L’Iran teste son système de défense aérienne de nouvelle génération – photo

L’Iran teste son système de défense aérienne de nouvelle génération – photo

Le système de missile iranien Mersad-16 vient de passer son test avec succès, selon la presse locale. Équipé des dernières technologies en matière de guerre électronique, il a été entièrement développé par ce pays.

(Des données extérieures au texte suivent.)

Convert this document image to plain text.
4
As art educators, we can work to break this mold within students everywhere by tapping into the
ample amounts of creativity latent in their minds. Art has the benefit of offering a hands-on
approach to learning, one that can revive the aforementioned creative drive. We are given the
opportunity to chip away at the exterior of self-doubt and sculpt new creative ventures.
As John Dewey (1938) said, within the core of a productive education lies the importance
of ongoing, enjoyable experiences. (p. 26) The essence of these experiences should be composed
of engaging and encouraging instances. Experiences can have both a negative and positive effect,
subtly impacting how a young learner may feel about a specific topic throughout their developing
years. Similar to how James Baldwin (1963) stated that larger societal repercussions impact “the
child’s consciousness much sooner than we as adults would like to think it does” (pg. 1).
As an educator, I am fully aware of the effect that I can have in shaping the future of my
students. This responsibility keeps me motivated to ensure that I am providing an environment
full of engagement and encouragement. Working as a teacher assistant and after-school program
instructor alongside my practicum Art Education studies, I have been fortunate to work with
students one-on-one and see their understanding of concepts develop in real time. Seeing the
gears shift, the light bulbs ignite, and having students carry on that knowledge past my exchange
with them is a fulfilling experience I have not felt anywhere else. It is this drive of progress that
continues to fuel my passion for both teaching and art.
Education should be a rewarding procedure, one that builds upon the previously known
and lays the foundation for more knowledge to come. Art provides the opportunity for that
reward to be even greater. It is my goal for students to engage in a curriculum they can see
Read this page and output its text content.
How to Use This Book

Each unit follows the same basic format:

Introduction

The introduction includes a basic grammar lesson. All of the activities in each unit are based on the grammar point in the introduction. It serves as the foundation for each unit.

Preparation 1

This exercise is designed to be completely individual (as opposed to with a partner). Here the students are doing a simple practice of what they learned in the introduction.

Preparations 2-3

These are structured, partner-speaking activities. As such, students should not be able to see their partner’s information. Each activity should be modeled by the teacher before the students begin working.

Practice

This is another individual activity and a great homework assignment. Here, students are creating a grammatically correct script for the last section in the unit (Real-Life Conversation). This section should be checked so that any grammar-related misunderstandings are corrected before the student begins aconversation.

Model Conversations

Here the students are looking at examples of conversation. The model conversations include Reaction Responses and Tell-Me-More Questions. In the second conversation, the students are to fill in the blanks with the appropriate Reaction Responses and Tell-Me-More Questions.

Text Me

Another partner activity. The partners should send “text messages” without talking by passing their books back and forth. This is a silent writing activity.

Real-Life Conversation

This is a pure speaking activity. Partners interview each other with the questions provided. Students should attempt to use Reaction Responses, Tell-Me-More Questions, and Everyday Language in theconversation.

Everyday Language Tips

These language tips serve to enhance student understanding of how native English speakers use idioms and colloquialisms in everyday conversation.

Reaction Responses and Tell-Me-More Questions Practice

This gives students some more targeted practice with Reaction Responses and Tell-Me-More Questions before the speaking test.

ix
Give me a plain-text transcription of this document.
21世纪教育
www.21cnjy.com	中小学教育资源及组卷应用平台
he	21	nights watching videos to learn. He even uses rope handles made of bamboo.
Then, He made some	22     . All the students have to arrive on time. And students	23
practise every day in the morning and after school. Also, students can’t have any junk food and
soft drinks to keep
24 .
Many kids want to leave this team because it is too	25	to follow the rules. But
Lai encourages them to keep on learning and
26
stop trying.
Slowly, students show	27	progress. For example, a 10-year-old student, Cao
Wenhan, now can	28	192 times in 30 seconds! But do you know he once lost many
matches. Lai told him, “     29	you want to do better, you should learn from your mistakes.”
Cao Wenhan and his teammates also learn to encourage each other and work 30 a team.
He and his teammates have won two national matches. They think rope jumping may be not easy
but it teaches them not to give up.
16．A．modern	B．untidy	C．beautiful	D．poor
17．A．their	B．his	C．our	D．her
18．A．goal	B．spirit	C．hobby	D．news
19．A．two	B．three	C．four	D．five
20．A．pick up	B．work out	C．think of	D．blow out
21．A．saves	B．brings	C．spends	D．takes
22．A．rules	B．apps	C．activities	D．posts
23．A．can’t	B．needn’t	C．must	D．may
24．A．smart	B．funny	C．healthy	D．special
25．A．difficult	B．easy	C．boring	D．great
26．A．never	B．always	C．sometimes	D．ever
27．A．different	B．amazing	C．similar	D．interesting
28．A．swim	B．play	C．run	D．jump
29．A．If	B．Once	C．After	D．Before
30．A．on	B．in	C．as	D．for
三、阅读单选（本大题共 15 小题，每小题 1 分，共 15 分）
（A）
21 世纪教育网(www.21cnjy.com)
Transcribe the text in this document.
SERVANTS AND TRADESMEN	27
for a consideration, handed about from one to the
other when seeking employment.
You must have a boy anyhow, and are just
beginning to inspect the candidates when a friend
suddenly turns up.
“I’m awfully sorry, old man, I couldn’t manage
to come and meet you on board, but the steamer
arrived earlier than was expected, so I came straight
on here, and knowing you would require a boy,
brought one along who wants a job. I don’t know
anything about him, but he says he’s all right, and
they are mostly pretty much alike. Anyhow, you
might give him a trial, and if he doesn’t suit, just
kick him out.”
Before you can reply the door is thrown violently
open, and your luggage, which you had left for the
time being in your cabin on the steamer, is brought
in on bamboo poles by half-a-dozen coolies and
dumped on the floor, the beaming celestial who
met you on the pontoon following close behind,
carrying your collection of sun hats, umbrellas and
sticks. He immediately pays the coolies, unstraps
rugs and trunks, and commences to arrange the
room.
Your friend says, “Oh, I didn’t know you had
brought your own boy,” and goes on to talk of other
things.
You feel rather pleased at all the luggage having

Mardi 31 août, l’armée iranienne a testé avec succès son système de défense aérienne de nouvelle génération Mersad-16, indiquent les agences de presse Irna et Fars. Les essais se sont déroulés en conditions réelles dans la zone désertique de Dacht-e Kavir, dans le centre du pays.

D’après le chef adjoint du département des opérations des forces de défense aérienne, Amir Mohammad Khoshqalb, «le système de missile Mersad-16 est entièrement indigène, bénéficie des nouvelles technologies pour lutter contre la guerre électronique, et peut s’attaquer simultanément à des cibles multiples».

Le système peut identifier toute cible hostile à n’importe quelle altitude et intervenir à tout moment. Il soumet également les données de la cible au centre de commandement qui peut alors s’engager directement avec le système, a-t-il précisé. Une variante optimisée, mettant l’accent sur les cibles à grande vitesse et à haute altitude, sera dévoilée dans un avenir proche.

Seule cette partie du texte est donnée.